In response to questions, Murtha said that "six months would be a reasonable time to get them out of there."
Asked about Republican criticism that Democrats are promoting a "cut-and-run" strategy, Murtha said "this war has been so mishandled from the very start" and that "80 percent of the Iraqis want us out of there."
U.S. troops "don't deserve to continue to suffer," he said. "We're the targets. We're uniting the enemy against us. And there's terrorism all over the world that there wasn't before we went into Iraq."

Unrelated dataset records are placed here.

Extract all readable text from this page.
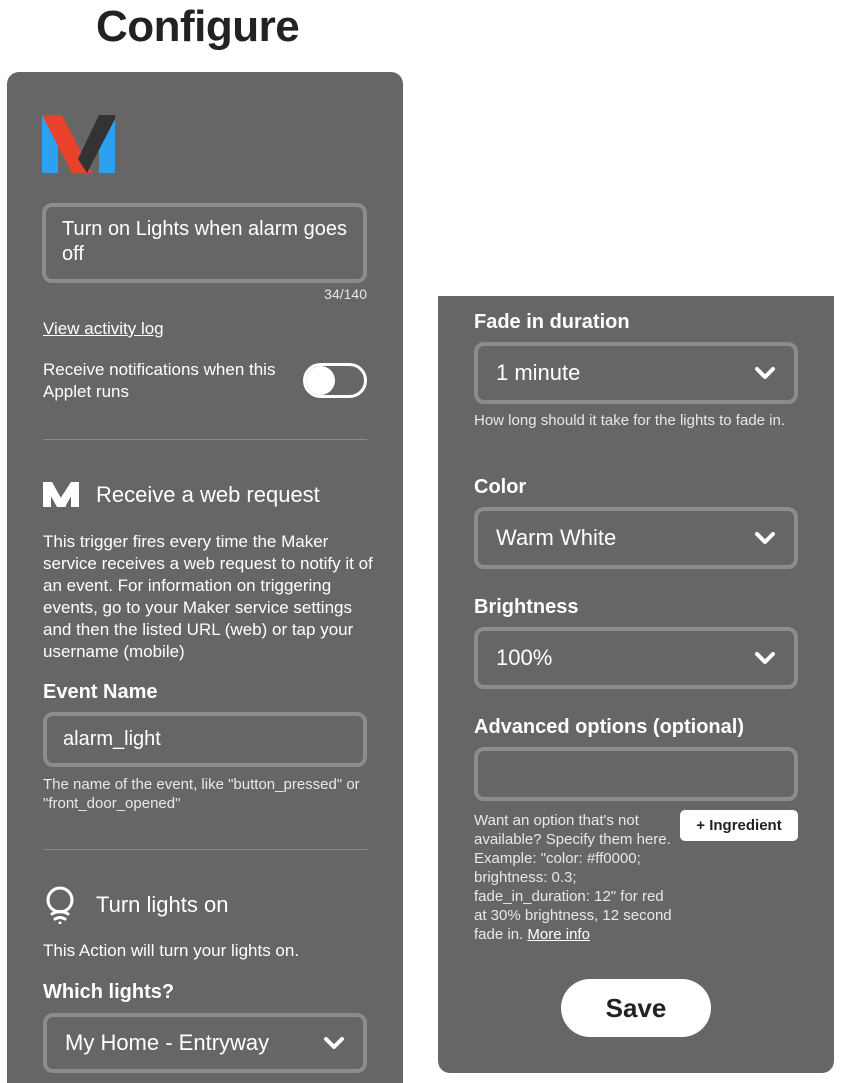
Configure
Turn on Lights when alarm goes off
34/140
View activity log
Receive notifications when this Applet runs
Receive a web request
This trigger fires every time the Maker service receives a web request to notify it of an event. For information on triggering events, go to your Maker service settings and then the listed URL (web) or tap your username (mobile)
Event Name
alarm_light
The name of the event, like "button_pressed" or "front_door_opened"
Turn lights on
This Action will turn your lights on.
Which lights?
My Home - Entryway
Fade in duration
1 minute
How long should it take for the lights to fade in.
Color
Warm White
Brightness
100%
Advanced options (optional)
Want an option that's not available? Specify them here. Example: "color: #ff0000; brightness: 0.3; fade_in_duration: 12" for red at 30% brightness, 12 second fade in. More info
+ Ingredient
Save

Murtha said that "lashing out at critics doesn't help a bit. You've got to change the policy."
But he also had some sharp criticism for the Bush administration, which he compared unfavorably to the government of Bush's father, former President George H.W. Bush. The former president "might not like the criticism and constructive suggestion, but he listened to what we had to say," Murtha said. By contrast, he said, "this outfit doesn't want to hear any suggestions. It's frustrating. And the troops are paying the price for it."
Murtha said his call for an immediate troop withdrawal is not a position of the House Democratic caucus. "This is my own position, my own conclusion that I have reached," he said.